Leading boffins at Queen’s University have confirmed that ‘man-cold’ can have just as equally debilitating effects as man-flu does, at any time of year.
Symptoms such as being unable to put the bin out this week and losing the ability to make a cup of tea have been cited as classic signs of mancold according to scientist Prof Barry Donnelly from Belfast:
“We’ve long suspected that man-cold can be compared to man-flu in many ways and recent observations have confirmed this. We observed three men in the early stages of a mild head cold and they displayed typical signs such as laying on the sofa feeling sorry for themselves, to shouting at the children for trivial things. In fact, being unable to do any family activities was the confirmation we needed.”
Man-cold sufferers have been advised to avoid looking for sympathy from spouses and to definitely refrain from comparing the head cold to child birth at all costs. Three man-colders suffered severe bruising in east Tyrone last week after refusing to attend a ‘Back-To-School’ information evening for parents in Moortown, citing being unwell.
Doctors have asked man-cold sufferers to drink a glass of water and to get up.
A Greencastle fitter, Malachy Teague, feared he’d lost days after taking too many flu tablets that the local doctor had prescribed for him. Although it explicitly said to only take two every four hours, an under-the-weather Teague mixed the numbers up and swallowed four every two hours.
“I went to lie down around 2pm for a quick sleep only to wake up and it dark. I was confused so I grabbed the tablet pack and saw they were done. On reading the label, I knew I’d made a terrible mistake and surmised that I must’ve been out cold for a few days at least. I’d seen that word surmised on Countdown a while ago and thought it was a great word.”
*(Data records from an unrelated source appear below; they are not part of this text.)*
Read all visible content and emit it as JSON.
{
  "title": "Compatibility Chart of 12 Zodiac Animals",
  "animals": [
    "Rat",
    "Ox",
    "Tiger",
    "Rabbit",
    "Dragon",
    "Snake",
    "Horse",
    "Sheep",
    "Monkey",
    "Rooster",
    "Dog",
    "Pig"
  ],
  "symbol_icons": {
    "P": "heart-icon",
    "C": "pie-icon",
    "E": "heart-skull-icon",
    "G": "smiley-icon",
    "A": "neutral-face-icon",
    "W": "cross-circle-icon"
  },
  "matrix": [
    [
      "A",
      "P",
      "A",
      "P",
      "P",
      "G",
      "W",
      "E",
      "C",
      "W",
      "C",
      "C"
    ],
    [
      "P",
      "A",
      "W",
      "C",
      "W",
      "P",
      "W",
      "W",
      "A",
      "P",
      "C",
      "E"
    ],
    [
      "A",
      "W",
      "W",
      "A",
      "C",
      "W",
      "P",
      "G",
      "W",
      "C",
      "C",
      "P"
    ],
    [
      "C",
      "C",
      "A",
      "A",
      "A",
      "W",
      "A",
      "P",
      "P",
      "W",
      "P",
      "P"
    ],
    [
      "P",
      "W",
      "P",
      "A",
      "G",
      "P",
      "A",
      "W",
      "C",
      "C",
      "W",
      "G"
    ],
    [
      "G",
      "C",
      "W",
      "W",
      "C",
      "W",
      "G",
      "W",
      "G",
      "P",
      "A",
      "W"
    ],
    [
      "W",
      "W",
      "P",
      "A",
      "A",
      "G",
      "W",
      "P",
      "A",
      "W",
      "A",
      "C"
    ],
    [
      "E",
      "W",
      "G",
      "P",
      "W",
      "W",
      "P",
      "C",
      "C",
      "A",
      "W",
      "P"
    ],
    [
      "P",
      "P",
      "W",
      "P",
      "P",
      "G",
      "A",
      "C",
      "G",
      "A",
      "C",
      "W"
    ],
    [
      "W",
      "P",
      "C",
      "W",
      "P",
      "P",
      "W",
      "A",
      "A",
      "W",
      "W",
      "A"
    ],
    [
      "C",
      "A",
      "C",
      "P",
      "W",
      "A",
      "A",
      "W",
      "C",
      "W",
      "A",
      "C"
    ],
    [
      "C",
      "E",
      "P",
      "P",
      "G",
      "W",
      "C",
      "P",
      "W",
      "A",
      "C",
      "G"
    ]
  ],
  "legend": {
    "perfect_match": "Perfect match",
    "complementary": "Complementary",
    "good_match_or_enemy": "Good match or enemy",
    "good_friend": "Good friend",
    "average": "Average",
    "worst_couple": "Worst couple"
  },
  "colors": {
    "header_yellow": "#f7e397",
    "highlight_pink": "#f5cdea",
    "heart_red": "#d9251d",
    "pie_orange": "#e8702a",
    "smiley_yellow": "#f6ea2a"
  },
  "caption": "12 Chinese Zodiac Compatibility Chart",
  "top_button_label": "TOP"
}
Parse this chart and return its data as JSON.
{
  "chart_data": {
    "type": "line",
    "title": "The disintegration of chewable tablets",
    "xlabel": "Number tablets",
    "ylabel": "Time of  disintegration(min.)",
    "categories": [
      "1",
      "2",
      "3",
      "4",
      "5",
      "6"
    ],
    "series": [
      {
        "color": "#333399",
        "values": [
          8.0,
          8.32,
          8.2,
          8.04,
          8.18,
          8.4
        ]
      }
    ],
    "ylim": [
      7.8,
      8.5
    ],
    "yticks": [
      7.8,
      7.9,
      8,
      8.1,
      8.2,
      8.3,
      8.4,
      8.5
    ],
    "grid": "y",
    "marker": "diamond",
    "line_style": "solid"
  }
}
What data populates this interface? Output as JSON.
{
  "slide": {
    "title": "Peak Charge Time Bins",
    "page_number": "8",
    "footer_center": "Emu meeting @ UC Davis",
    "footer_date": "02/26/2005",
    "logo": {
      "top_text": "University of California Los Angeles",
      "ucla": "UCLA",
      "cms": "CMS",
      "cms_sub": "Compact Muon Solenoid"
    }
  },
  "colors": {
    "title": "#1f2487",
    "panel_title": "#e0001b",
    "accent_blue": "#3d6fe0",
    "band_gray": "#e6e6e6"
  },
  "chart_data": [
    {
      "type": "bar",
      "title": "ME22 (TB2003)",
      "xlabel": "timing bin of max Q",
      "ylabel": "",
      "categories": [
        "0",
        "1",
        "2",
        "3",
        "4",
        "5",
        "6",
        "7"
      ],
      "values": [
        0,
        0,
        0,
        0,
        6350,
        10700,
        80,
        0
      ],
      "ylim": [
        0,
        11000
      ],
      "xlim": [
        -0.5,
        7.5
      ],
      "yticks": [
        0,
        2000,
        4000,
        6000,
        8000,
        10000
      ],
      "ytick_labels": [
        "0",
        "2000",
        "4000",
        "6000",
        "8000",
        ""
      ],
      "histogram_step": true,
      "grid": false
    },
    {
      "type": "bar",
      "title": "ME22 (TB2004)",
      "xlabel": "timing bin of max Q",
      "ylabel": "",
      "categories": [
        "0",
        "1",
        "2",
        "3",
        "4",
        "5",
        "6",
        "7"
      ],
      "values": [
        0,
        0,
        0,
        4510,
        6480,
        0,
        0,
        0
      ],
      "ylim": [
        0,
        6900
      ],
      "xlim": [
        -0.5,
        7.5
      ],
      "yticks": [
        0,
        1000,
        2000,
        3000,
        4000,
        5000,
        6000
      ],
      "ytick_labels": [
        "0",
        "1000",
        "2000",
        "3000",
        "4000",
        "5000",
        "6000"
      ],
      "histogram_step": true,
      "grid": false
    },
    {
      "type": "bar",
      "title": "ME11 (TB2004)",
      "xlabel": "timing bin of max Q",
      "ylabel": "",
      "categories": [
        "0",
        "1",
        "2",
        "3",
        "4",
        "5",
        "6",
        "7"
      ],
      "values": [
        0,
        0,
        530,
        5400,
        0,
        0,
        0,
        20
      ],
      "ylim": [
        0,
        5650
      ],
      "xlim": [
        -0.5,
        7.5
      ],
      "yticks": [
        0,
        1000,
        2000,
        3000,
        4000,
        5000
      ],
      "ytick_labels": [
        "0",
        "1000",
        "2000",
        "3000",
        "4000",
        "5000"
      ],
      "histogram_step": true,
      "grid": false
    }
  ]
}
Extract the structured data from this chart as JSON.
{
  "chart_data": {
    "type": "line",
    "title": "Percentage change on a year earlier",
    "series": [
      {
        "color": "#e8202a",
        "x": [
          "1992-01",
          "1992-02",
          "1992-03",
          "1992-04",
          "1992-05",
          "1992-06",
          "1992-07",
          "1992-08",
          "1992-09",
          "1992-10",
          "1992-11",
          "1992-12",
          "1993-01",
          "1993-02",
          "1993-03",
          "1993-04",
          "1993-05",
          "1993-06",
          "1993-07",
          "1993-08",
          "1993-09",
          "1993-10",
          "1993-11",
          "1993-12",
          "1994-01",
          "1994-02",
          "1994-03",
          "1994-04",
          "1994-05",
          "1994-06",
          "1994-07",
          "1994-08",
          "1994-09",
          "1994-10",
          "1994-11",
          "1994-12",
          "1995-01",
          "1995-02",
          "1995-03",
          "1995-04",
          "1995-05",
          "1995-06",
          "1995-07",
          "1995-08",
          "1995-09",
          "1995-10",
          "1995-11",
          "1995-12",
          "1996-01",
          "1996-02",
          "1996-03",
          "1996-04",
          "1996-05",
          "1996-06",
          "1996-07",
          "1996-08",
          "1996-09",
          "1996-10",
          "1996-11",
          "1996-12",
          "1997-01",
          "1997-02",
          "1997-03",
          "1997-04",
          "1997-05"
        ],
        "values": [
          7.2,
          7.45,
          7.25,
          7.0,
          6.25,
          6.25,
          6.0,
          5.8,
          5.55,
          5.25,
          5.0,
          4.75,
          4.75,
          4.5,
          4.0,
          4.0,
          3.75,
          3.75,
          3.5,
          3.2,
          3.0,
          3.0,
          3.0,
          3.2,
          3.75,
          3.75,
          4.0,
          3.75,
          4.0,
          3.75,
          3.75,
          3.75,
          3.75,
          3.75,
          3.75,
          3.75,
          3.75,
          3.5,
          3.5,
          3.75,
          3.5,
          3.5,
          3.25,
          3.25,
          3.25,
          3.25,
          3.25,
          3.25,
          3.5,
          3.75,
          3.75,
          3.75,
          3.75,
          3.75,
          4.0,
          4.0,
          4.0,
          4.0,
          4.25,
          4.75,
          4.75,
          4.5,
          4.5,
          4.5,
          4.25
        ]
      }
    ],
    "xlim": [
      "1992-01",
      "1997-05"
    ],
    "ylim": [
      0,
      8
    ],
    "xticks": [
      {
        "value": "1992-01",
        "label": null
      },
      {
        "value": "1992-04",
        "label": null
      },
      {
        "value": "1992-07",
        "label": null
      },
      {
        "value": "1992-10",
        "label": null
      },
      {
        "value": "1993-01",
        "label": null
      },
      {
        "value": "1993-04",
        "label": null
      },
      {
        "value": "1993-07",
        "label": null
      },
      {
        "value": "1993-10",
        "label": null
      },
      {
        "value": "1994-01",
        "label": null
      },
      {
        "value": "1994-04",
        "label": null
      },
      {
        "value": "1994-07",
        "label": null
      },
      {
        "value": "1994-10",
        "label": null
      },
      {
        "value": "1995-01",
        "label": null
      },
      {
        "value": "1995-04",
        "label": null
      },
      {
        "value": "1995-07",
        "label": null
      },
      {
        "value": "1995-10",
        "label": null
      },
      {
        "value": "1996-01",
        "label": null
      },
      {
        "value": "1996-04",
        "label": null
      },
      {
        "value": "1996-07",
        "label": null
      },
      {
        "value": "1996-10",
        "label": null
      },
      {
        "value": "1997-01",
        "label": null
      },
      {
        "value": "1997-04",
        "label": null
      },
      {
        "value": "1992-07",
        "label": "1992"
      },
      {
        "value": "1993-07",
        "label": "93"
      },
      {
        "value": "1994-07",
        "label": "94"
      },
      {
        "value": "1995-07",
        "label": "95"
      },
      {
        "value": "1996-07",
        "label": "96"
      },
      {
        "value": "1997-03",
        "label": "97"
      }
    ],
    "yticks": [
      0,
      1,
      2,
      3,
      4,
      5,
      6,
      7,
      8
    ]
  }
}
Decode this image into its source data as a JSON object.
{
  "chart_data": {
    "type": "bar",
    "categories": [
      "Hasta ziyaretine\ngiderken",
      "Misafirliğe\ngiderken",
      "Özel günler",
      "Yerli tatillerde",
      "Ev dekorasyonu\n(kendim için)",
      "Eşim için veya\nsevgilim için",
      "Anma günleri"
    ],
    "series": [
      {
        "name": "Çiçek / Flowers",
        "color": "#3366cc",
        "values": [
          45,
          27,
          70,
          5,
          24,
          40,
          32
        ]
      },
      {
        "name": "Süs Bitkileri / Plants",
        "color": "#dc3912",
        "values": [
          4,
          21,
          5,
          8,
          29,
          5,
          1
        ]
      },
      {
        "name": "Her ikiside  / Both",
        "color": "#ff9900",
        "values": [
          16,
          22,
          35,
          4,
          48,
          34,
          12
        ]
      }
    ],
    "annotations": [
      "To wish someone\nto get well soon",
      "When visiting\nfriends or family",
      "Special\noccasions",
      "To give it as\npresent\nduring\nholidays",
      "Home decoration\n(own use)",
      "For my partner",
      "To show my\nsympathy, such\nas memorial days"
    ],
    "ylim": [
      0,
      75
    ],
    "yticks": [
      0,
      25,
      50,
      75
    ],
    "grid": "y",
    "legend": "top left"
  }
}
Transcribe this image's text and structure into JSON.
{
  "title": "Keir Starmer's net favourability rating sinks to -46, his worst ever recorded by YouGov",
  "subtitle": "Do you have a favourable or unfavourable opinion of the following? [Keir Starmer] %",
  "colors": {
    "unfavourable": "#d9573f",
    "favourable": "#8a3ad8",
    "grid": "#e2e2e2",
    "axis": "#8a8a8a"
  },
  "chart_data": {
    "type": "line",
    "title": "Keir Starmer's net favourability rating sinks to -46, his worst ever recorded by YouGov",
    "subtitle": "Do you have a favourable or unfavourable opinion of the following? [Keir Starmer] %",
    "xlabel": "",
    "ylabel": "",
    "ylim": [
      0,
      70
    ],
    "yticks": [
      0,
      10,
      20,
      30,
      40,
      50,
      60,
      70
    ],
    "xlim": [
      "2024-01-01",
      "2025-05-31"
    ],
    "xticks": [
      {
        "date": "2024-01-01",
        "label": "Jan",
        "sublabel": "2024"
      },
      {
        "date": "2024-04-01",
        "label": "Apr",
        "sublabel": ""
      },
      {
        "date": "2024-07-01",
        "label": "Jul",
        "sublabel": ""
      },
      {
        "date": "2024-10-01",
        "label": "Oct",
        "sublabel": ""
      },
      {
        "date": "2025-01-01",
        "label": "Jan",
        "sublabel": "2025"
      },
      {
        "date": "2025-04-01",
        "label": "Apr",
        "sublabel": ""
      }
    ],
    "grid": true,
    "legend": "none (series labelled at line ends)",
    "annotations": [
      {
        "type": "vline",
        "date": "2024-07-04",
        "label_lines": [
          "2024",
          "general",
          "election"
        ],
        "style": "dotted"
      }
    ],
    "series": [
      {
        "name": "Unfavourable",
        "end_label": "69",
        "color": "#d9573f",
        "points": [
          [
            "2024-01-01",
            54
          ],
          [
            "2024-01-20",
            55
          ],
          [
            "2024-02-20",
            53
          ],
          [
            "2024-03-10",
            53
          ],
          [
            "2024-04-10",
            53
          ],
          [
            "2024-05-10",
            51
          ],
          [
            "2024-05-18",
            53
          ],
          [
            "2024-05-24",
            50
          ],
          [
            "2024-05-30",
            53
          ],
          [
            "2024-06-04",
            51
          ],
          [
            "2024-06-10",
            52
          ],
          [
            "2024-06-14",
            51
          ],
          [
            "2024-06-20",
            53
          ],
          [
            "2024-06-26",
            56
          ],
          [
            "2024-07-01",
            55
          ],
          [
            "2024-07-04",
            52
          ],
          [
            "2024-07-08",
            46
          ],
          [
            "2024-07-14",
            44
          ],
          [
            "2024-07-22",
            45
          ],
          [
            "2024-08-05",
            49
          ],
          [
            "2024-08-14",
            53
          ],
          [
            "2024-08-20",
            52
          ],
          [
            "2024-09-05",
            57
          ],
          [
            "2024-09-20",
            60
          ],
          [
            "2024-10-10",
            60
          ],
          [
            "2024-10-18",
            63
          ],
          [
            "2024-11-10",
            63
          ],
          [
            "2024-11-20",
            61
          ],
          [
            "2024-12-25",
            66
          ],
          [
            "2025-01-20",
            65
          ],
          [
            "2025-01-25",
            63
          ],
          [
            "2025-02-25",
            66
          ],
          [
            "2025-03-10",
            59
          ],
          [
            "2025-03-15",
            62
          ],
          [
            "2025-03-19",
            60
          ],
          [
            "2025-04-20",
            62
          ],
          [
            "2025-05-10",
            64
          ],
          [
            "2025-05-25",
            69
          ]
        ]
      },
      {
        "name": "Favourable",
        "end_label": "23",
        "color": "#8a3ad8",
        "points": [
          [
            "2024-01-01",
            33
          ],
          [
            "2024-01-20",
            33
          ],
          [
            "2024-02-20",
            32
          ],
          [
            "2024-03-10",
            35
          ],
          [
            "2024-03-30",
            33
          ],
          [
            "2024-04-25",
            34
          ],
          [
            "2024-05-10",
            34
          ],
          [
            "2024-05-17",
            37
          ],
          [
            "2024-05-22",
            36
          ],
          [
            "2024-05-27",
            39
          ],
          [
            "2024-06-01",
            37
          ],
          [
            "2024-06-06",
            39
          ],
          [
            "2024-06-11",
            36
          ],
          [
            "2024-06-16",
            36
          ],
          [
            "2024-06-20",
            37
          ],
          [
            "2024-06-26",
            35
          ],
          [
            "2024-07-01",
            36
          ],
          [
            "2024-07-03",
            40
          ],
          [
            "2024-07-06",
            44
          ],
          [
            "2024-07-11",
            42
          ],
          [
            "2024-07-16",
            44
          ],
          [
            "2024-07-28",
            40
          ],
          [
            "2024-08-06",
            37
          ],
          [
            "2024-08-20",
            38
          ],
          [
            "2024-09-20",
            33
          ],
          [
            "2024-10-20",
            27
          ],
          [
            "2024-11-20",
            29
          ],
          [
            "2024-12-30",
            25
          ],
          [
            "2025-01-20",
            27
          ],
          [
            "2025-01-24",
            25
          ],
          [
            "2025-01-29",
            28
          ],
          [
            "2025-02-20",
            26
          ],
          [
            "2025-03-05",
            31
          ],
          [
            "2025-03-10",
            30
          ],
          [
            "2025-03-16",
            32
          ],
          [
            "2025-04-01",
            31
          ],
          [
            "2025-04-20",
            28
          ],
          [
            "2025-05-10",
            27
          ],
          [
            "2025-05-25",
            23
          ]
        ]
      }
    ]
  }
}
With all clocks and watches stopped in the house, Teague headed down to Eddie’s to find out what day it was, only to experience how difficult finding out that information actually was.
“I asked Sean behind the bar if he had a paper so I could check how my greyhound tip got on. I had no tip but just wanted to see the date on the paper. Sean asked what greyhound it was. I had to think on my feet and just made up a name – “Kissy Slippy”. Sean said it came nowhere and walked off. I went to the back bar and this time just asked for a look at today’s paper. Geordie said his wife had it upstairs and sure there was nothing in it anyway. Exasperated, I saw oul Johnny Devlin reading the Irish News at the back wall with a magnifying glass. At this stage I’d decided that if he refused to give me the paper I’d kill him, 93 or not. I just grabbed the thing off him, saw it was still today’s date and handed it back politely.”
It turned out that Malachy had just been sleeping for five hours due to the heavy flu.
“Gee I was quare and relieved to get that sorted. You just cannot go up to someone and ask them to give you the day of the week.”
In other local news, Greencastle GAC have started a petition to get the Sperrin Mountains moved.